Pour le maître d'études, le proverbe est faux: les jours se suivent et se ressemblent. Ce qu'il a fait hier, il le fera aujourd'hui; ce qu'il fait aujourd'hui, il le fera demain, à moins que le jeudi n'arrive. Oh! ce jour-là il est heureux, dites-vous. N'en croyez rien. Il maudit le jeudi à l'égal des autres jours de la semaine, du dimanche même, quand il est de garde. On lui permet, il est vrai, de se promener pendant trois heures, mais il est tenu en laisse par une longue chaîne d'élèves, chaîne pesante dont il ne peut se débarrasser, qu'il doit traîner pendant toute la promenade et ramener intacte au logis. Chaque quinzaine pourtant revient pour lui un beau jour, un dimanche. Depuis le jeudi qui précède, vous l'entendez parler de son dimanche de sortie. Dieu seul peut savoir la quantité de projets qu'il forme pour ce jour fortuné: l'été, parties de campagne, promenades sur l'eau, glaces à Tortoni; l'hiver, déjeuner copieux, dîner succulent, conquêtes, spectacle; il a tout rêvé. Nous voilà au dimanche tant désiré; il est habillé dès le matin, il ne veut pas perdre une heure de sa journée. Jamais la messe, à laquelle il faut qu'il conduise les enfants, ne lui a paru si longue; il se rend coupable de nombreuses distractions pendant l'office. Fera-t-il beau? pleuvra-t-il? Voilà ce qui l'occupe exclusivement, au risque de scandaliser ses élèves. Enfin il quitte la pension; dès huit heures il bat le pavé: déjeuner, dîner, promenades en liberté, il réalise tout, tout jusqu'au spectacle. Mais au milieu d'une chansonnette d'Achard ou d'une tirade dramatique de Saint-Ernest; mais au moment où le vaudeville dilate les poumons du pauvre maître d'études par ses saillies, où le drame inonde ses lacrymales par ses effets les mieux calculés, il regarde à sa montre... Neuf heures et demie! Adieu, vaudeville! adieu, drame! adieu Achard ou Saint-Ernest! Il faut tout quitter sous peine de coucher à la belle étoile et de perdre sa place. Le règlement de la pension est là: à dix heures les portes sont fermées à triple tour. Il lui faut abandonner le plaisir, chercher à négocier sa contremarque, et venir en courant présenter de nouveau son cou au collier qui doit le serrer, jusqu'à l'expiration de la quinzaine qui va commencer.

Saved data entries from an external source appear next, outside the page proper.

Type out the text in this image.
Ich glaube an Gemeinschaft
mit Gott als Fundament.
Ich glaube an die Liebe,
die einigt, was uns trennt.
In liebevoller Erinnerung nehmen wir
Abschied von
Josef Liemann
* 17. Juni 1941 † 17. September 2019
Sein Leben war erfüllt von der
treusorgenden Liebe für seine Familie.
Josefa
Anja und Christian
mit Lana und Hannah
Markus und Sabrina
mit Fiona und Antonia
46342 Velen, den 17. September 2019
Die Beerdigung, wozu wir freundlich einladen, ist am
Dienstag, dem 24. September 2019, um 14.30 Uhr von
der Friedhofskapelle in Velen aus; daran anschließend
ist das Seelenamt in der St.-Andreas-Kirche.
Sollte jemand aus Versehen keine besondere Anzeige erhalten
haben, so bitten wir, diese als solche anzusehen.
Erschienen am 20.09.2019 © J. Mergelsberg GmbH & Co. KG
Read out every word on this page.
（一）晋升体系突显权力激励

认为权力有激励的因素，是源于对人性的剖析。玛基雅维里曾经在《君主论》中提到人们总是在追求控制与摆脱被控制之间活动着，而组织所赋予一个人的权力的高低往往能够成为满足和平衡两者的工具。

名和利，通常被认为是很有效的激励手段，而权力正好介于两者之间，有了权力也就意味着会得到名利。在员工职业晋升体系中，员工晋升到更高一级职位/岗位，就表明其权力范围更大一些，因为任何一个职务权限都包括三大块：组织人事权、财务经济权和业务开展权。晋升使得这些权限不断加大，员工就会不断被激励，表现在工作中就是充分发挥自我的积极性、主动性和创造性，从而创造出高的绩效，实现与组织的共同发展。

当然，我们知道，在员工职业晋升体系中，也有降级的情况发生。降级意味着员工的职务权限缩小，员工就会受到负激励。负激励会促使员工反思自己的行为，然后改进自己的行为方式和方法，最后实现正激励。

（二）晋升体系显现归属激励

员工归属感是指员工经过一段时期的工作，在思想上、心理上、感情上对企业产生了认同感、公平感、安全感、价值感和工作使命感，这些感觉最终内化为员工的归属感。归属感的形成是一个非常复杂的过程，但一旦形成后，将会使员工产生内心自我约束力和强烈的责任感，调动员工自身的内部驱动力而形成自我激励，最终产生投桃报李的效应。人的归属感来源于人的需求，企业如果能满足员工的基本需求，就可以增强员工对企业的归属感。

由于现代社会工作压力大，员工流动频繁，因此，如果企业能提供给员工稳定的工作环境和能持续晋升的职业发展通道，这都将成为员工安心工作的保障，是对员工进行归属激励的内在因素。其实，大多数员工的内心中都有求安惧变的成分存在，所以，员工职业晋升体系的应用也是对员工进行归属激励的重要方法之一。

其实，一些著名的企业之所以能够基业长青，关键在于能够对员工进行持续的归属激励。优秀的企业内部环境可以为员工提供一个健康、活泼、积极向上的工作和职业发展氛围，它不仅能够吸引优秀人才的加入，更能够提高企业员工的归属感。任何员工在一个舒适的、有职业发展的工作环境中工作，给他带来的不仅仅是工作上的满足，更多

En récompense de son exactitude à remplir ses agréables fonctions, le maître d'études est nourri sainement et abondamment (style de prospectus); en outre, couché sur un lit à estrade, chauffé au charbon de terre et éclairé aux quinquets. Il touche une somme mensuelle de 40 ou 50 francs, que, sans pitié pour ses créanciers, il affecte à ses plaisirs de toutes sortes, et qu'il consacre à embellir son existence pendant les deux jours par mois qui lui appartiennent.

Passer ses jours au milieu d'enfants qui l'obsèdent, posé devant eux comme un mannequin habillé dont on se sert pour effrayer les oiseaux dans les jardins; être un instrument à faire faire silence, est-ce là une vie? Le professeur se plaint; mais au moins, lui, il communique son savoir, il travaille en instruisant ses élèves; le répétiteur trouve des jouissances dans les succès de ses disciples; ceux-là agissent, ils ont un but, une pensée; le maître d'études n'a rien de tout cela: sa condition est passive, et si passive, que je m'étonne que les législateurs, en accumulant les peines dans leurs codes, en infligeant la détention, la prison, les galères, n'aient pas admis comme pénalité les fonctions de maître d'études à perpétuité. Je crois qu'il y aurait eu peu de coupables d'une faute passible d'un si cruel châtiment.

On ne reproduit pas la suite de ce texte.